También puedo ir contando las cosas que se me han perdido, las que he encontrado, las que sé donde están pero no quiero buscar, las calles que he olvidado, las calles que acabo de pisar, los charcos que he evitado porque mis zapatos tenían agujeros o los charcos que he querido pisar porque estaba protegida...
Flores que he arrancado para dártelas, agua que he cogido para poder pintar, pájaros que han sido pésimos modelos o esos ojitos que me has puesto, no he podido evitarlo. Hojas de cuadernos que he llenado con mil dibujos, esos que me encanta mirar por la noche cuando vuelvo al pueblo y esos textos que escribía, que, aunque no es que sea una gran escritora, me permitían desahogarme con el mundo, ya que a veces no te aguanto ni un pelo...
Miles de canciones que conozco inconscientemente, cientos que conozco y unas poquitas que hacen que mi corazón se llene de algo que no sé que es... pero es precioso.

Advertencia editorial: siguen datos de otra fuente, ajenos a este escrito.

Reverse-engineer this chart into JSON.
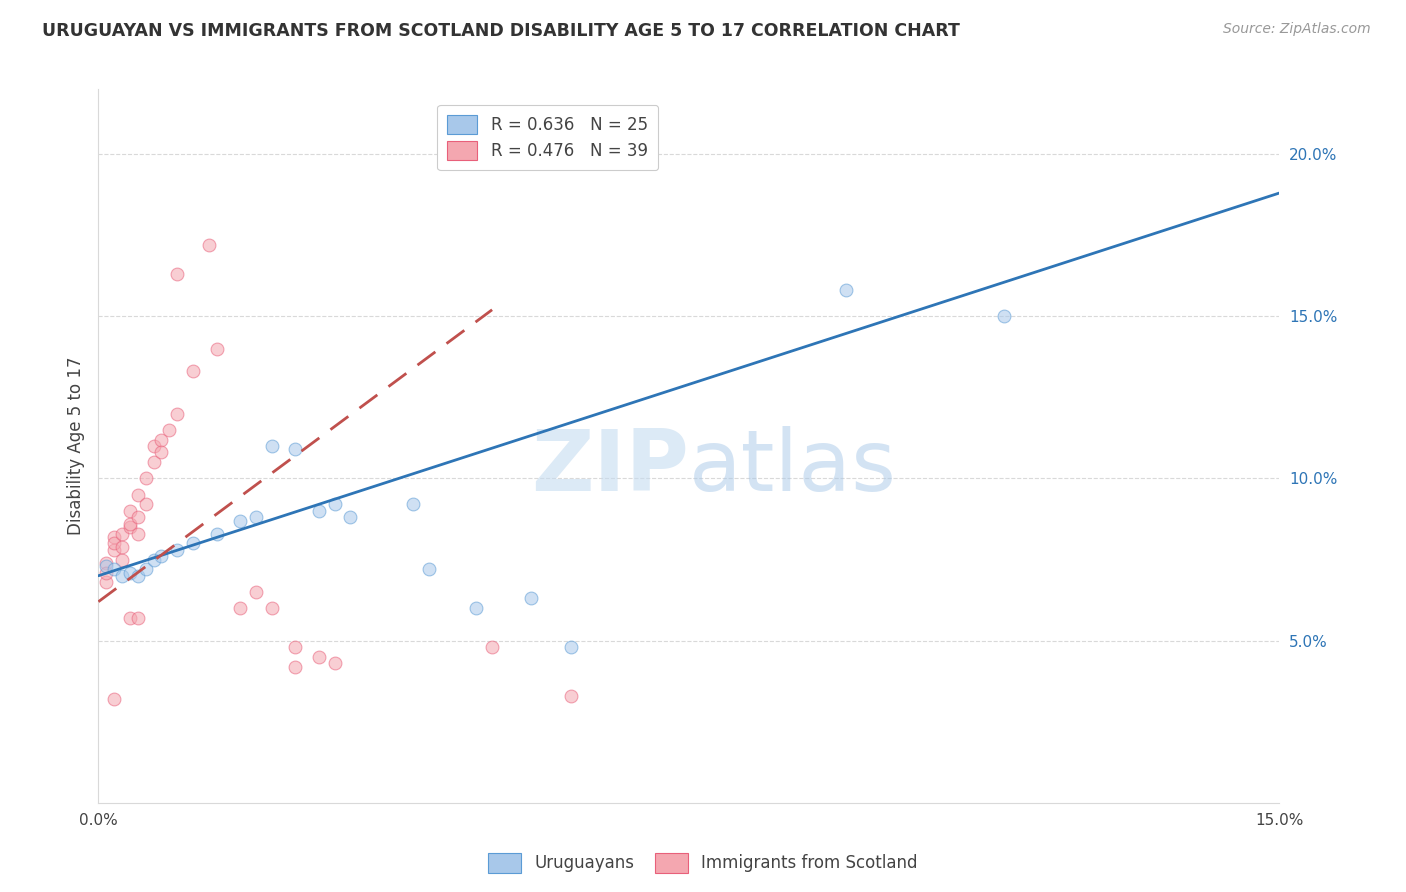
{
  "title": "URUGUAYAN VS IMMIGRANTS FROM SCOTLAND DISABILITY AGE 5 TO 17 CORRELATION CHART",
  "source": "Source: ZipAtlas.com",
  "ylabel": "Disability Age 5 to 17",
  "xlim": [
    0.0,
    0.15
  ],
  "ylim": [
    0.0,
    0.22
  ],
  "xticks": [
    0.0,
    0.03,
    0.06,
    0.09,
    0.12,
    0.15
  ],
  "xtick_labels": [
    "0.0%",
    "",
    "",
    "",
    "",
    "15.0%"
  ],
  "yticks_right": [
    0.05,
    0.1,
    0.15,
    0.2
  ],
  "ytick_labels_right": [
    "5.0%",
    "10.0%",
    "15.0%",
    "20.0%"
  ],
  "uruguayan_scatter": [
    [
      0.001,
      0.073
    ],
    [
      0.002,
      0.072
    ],
    [
      0.003,
      0.07
    ],
    [
      0.004,
      0.071
    ],
    [
      0.005,
      0.07
    ],
    [
      0.006,
      0.072
    ],
    [
      0.007,
      0.075
    ],
    [
      0.008,
      0.076
    ],
    [
      0.01,
      0.078
    ],
    [
      0.012,
      0.08
    ],
    [
      0.015,
      0.083
    ],
    [
      0.018,
      0.087
    ],
    [
      0.02,
      0.088
    ],
    [
      0.022,
      0.11
    ],
    [
      0.025,
      0.109
    ],
    [
      0.028,
      0.09
    ],
    [
      0.03,
      0.092
    ],
    [
      0.032,
      0.088
    ],
    [
      0.04,
      0.092
    ],
    [
      0.042,
      0.072
    ],
    [
      0.048,
      0.06
    ],
    [
      0.055,
      0.063
    ],
    [
      0.06,
      0.048
    ],
    [
      0.095,
      0.158
    ],
    [
      0.115,
      0.15
    ]
  ],
  "scotland_scatter": [
    [
      0.001,
      0.068
    ],
    [
      0.001,
      0.074
    ],
    [
      0.001,
      0.071
    ],
    [
      0.002,
      0.078
    ],
    [
      0.002,
      0.082
    ],
    [
      0.002,
      0.08
    ],
    [
      0.003,
      0.075
    ],
    [
      0.003,
      0.083
    ],
    [
      0.003,
      0.079
    ],
    [
      0.004,
      0.085
    ],
    [
      0.004,
      0.09
    ],
    [
      0.004,
      0.086
    ],
    [
      0.005,
      0.088
    ],
    [
      0.005,
      0.083
    ],
    [
      0.005,
      0.095
    ],
    [
      0.006,
      0.1
    ],
    [
      0.006,
      0.092
    ],
    [
      0.007,
      0.11
    ],
    [
      0.007,
      0.105
    ],
    [
      0.008,
      0.112
    ],
    [
      0.008,
      0.108
    ],
    [
      0.009,
      0.115
    ],
    [
      0.01,
      0.12
    ],
    [
      0.012,
      0.133
    ],
    [
      0.015,
      0.14
    ],
    [
      0.018,
      0.06
    ],
    [
      0.02,
      0.065
    ],
    [
      0.022,
      0.06
    ],
    [
      0.025,
      0.048
    ],
    [
      0.025,
      0.042
    ],
    [
      0.028,
      0.045
    ],
    [
      0.03,
      0.043
    ],
    [
      0.01,
      0.163
    ],
    [
      0.014,
      0.172
    ],
    [
      0.05,
      0.048
    ],
    [
      0.06,
      0.033
    ],
    [
      0.002,
      0.032
    ],
    [
      0.004,
      0.057
    ],
    [
      0.005,
      0.057
    ]
  ],
  "blue_line_x": [
    0.0,
    0.15
  ],
  "blue_line_y": [
    0.07,
    0.188
  ],
  "pink_line_x": [
    0.0,
    0.05
  ],
  "pink_line_y": [
    0.062,
    0.152
  ],
  "background_color": "#ffffff",
  "scatter_alpha": 0.55,
  "scatter_size": 85,
  "blue_color": "#a8c8ea",
  "blue_edge": "#5b9bd5",
  "pink_color": "#f4a7b0",
  "pink_edge": "#e8607a",
  "blue_line_color": "#2e75b6",
  "pink_line_color": "#c0504d",
  "grid_color": "#d9d9d9",
  "watermark_zip_color": "#c5dcf0",
  "watermark_atlas_color": "#a8c8e8"
}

Como mirar a un niño pequeño y que te sonría, como beberte una coca-cola cuando tienes sed, como llegar justo a tiempo a cualquier lado...
Ese amor que me dais, esos piropos que hacen que sin querer tengas que sonreír por mucho que los nieges, esos fallos que hacen que hagas un mundo de ello siendo, en realidad, nada de qué preocuparse, esa nicotina que entra y vas notando como tu cuerpo se relaja... esa sensación de unos dedos por la espalda, mordiendo lunares.
Y todas estas cosas son, verdaderamente, incontables.